Rammstein’s last studio album, Liebe Ist Für Alle Da, came out in October 2009 and since then they have spent most of their time touring their explicit, pyro-centric and almost carnival-like live show. The first new music to appear from any of the members since then was Emigrate’s second album Silent So Long, which was released just last month. Is this increase in activity from side projects just part of the natural album cycle that is becoming increasingly popular with larger bands, or something more potent; perhaps even the beginning of the end for Rammstein?

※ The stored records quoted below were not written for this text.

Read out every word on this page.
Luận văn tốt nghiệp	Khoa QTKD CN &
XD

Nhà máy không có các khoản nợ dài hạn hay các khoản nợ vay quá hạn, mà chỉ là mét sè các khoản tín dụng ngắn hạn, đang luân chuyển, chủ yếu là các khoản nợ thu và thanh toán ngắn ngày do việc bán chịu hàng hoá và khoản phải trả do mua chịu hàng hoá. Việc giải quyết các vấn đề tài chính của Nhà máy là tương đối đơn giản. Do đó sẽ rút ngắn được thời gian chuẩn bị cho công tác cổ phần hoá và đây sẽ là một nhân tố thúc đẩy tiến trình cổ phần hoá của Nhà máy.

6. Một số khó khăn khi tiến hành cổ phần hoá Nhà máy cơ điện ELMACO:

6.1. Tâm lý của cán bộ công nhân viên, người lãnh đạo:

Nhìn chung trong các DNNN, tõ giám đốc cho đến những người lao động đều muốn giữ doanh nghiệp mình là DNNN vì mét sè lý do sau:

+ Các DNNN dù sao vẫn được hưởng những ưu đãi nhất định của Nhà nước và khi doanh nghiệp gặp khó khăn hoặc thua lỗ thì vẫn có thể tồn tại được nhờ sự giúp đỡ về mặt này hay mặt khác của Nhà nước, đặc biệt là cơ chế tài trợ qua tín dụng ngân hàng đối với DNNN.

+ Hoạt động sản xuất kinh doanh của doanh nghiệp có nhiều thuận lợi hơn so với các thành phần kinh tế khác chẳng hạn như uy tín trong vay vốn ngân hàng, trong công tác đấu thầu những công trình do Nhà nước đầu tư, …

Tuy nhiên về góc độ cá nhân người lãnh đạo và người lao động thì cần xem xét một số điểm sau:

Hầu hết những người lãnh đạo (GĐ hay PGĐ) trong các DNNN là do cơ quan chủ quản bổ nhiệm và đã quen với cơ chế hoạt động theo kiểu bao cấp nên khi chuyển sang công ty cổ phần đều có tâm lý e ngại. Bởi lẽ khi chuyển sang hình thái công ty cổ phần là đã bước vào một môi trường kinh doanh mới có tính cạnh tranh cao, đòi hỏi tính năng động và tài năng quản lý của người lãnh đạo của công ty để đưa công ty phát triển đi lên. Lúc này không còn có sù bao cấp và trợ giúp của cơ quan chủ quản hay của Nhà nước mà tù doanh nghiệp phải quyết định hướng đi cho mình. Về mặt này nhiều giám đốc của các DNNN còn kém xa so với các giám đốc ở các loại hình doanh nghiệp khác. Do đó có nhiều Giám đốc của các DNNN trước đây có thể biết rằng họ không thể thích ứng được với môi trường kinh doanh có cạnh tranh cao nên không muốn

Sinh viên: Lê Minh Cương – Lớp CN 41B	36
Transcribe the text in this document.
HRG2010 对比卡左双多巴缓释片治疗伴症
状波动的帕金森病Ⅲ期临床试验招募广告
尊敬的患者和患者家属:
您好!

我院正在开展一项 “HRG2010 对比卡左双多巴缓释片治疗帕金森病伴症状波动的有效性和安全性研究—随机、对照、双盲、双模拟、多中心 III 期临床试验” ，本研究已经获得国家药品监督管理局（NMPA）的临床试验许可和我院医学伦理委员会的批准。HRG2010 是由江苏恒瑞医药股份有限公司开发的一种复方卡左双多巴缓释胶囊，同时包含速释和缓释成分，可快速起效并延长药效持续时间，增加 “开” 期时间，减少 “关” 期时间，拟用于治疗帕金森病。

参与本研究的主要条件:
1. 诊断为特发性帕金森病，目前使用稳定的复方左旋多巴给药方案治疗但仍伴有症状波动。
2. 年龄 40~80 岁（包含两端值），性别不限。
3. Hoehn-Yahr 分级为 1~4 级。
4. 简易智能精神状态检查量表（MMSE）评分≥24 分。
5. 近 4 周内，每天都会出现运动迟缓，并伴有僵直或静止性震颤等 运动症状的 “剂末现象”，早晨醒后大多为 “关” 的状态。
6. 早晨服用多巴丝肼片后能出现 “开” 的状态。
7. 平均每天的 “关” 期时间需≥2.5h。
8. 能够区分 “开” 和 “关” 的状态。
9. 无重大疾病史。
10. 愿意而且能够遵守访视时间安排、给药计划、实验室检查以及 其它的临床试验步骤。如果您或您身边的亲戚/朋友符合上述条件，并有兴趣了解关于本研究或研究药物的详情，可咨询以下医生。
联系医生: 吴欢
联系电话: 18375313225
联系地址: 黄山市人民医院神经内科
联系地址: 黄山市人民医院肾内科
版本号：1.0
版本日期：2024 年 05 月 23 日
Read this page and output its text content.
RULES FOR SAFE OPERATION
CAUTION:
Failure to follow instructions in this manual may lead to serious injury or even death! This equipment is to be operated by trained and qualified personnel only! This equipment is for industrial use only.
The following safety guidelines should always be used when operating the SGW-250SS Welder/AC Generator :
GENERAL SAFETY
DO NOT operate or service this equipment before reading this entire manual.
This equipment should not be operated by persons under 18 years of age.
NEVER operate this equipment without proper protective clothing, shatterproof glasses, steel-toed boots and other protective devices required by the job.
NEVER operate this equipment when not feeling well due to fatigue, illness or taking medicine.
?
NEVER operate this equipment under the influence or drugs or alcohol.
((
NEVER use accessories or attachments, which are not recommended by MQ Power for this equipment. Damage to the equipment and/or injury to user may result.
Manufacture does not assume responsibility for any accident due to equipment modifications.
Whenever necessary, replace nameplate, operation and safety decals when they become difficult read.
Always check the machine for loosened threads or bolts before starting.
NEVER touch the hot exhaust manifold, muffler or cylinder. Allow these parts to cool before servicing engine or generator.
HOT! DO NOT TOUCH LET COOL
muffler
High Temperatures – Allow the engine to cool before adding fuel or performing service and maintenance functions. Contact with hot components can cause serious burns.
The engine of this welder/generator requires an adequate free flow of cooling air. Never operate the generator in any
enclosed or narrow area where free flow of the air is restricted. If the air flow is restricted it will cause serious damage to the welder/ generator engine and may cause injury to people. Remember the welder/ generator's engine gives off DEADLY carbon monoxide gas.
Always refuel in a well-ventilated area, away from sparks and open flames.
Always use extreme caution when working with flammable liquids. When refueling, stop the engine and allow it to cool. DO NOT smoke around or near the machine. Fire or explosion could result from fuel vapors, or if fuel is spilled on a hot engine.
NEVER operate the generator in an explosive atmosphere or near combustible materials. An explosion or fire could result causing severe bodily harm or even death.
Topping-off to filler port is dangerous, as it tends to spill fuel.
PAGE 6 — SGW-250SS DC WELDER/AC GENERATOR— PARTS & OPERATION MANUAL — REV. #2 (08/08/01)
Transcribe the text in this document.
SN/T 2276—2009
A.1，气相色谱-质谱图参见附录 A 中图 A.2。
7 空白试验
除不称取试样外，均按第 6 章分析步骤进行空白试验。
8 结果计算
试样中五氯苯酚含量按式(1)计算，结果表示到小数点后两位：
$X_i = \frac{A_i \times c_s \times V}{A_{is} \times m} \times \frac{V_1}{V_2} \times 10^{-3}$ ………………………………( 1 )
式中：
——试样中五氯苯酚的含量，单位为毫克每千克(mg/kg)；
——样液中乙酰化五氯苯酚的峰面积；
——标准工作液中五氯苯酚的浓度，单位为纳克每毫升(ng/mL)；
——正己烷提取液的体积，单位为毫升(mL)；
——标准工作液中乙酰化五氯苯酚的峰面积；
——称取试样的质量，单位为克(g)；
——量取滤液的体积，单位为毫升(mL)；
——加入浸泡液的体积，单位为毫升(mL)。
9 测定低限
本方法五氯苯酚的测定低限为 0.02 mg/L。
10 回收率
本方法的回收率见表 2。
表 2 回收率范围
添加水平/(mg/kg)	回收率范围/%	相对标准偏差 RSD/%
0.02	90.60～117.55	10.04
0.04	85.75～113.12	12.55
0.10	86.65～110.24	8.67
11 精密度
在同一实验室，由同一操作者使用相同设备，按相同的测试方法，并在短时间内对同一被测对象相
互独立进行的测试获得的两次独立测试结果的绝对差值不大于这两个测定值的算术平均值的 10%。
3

It would certainly be a shame if it was.
Rammstein grew from the height of industrial metal in the early nineties and have probably been the greatest success story from the scene (with the exception of Nine Inch Nails), outlasting many of their contemporaries and evolving just enough to maintain relevant, without sacrificing their unique brand (and it really is a brand) of metal. Their first, and only, significant slip came with 2005’s Rosenrot, which although was a solid album, failed to make the same impact as predecessors Reise, Reise and Mutter, perhaps stemming from it beginning life as a Reise, Reise Volume 2. This was subsequently corrected with the release of the monolithic Liebe Est Für Alle Da, which was their darkest and heaviest effort to date.
With the announcement that Till Lindemann has formed a self-titled side project with Swedish producer Peter Tagtgren (also of Hypocrisy and Pain) it now leaves the two most prominent members of the band busy with other projects for the near-future. It therefore seems unlikely that the band will get back together this year, pushing the earliest possible release date for a new album back to mid-late 2016s, maybe even 2017.
However with the release of a best-of collection in 2011, entitled Made in Germany 1995-2011, and a sister collection for their music videos, combined with this increased side project activity, is it likely the band will reunite at all? In an interview with Metal Hammer (see below) guitarist, and Emigrate frontman, Richard Kruspe stated that the band meet up once a year to discuss their future and when they meet again in 2015 they will decide whether to regroup or to continue doing their separate pursuits. It seems there is still desire to do something within the band, but like many of the bigger bands these days, the repeated album cycle does not seen to excite the members anymore.
There are reports suggesting that one of the reasons Metallica are not rushing to complete a new record is because of the unprofitable nature of the album creation process, which makes their continual touring a logical business decision. Maybe Rammstein have reached the same stage of their career; when they too can rely on their back catalogue and infamous live show to avoid entering the studio as regularly as smaller bands must.
Whatever Rammstein end up doing, 2015 looks to be a crucial year in their history, not only because it marks their twentieth birthday.